The design thinking process gets to the best answers by asking the right questions — to the people who are most impacted. Knowledge from other sources, put together with data from the questions, leads to good ideas. Those ideas are modeled and tested, and that feedback is brought back into the process for more prototyping and testing. This refinement process ultimately results in the best answers to meet the needs of the people and circumstances involved.

So the need for good input from the community is one of the driving forces behind RED Corps. Vice President for Student Development Laurel Kennedy explains: “The residential master plan and the wellness center are both central to how students live on campus. It’s really important to get these right. The only way to do that is to make sure students’ voices, not to mention their imaginations, drive design. In addition to bringing student voices to these projects, this kind of approach to problem-solving is great professional development for Corps members.”

Political science and communication double major Matt Nowling ’21 shares, “We are developing fundamental pillars of the Denison experience. I’m looking forward to seeing how the changes we develop will impact the student experience in the future.”

Experience that can lead to professional success:

“Throughout the semester, faculty and staff at the Red Frame Lab will help these students gain special skills and knowledge that are especially appropriate for problem-solving in many professions, including business and finance, healthcare, logistics, and management,” added Julie Tucker, assistant vice president for Student Development, who oversees both the Red Frame Lab and student-centered research efforts for Denison.

The project will simulate a workflow similar to the type of project management adopted by professional organizations. “This is a real-world application of the analytical skills I’ve learned,” says data analytics major Ward Anderson ’21.

Professional development is on the mind of biology and Spanish double major Bella Kohrs ’20. “We are learning about data collection, how to increase community, and how to solve campus issues.”

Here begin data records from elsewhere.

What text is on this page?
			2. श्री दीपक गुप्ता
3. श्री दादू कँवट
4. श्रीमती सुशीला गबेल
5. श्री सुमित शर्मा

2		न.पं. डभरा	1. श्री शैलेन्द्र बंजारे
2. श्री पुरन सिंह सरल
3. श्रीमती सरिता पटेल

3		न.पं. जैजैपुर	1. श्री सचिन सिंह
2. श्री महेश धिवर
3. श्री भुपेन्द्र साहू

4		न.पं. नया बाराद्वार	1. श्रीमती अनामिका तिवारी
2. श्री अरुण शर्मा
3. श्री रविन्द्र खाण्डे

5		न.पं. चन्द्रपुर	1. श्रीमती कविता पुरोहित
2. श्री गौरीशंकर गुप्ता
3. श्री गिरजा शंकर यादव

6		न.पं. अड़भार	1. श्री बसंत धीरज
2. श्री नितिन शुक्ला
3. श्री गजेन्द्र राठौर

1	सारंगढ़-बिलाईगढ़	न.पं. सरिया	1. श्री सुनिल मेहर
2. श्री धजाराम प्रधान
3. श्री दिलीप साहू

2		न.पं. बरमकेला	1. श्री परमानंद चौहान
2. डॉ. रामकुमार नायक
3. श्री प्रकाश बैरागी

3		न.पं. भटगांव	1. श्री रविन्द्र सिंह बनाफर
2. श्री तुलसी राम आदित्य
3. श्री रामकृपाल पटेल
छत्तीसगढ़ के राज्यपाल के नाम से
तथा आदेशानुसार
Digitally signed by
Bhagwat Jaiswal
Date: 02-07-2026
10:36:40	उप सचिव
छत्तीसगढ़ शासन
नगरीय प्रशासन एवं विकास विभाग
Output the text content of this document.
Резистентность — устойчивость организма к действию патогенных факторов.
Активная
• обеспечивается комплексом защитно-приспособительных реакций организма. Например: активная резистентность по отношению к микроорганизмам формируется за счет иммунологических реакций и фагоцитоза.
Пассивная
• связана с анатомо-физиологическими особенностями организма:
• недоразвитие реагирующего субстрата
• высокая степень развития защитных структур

She continues, “Each member will take away not only a thorough knowledge of how to improve and connect with their community, but how to work as part of a team.” The ability to work in teams is a skill routinely found near the top of employer “wish-lists” for employees.

In addition to the intellectual firepower brought by the students, the team as a collective also represents a broad swath of campus life, through their organizational involvement, academic disciplines, and class years.

“Incorporating different points of view, and learning to work across difference, builds a stronger result for the project — and the campus as a whole,” says Tucker. “Giving our students the opportunity to gain that kind of experience while working on a real-world project — and build in all the skills they’ll learn that are applicable to careers across professions — it’s really priceless.”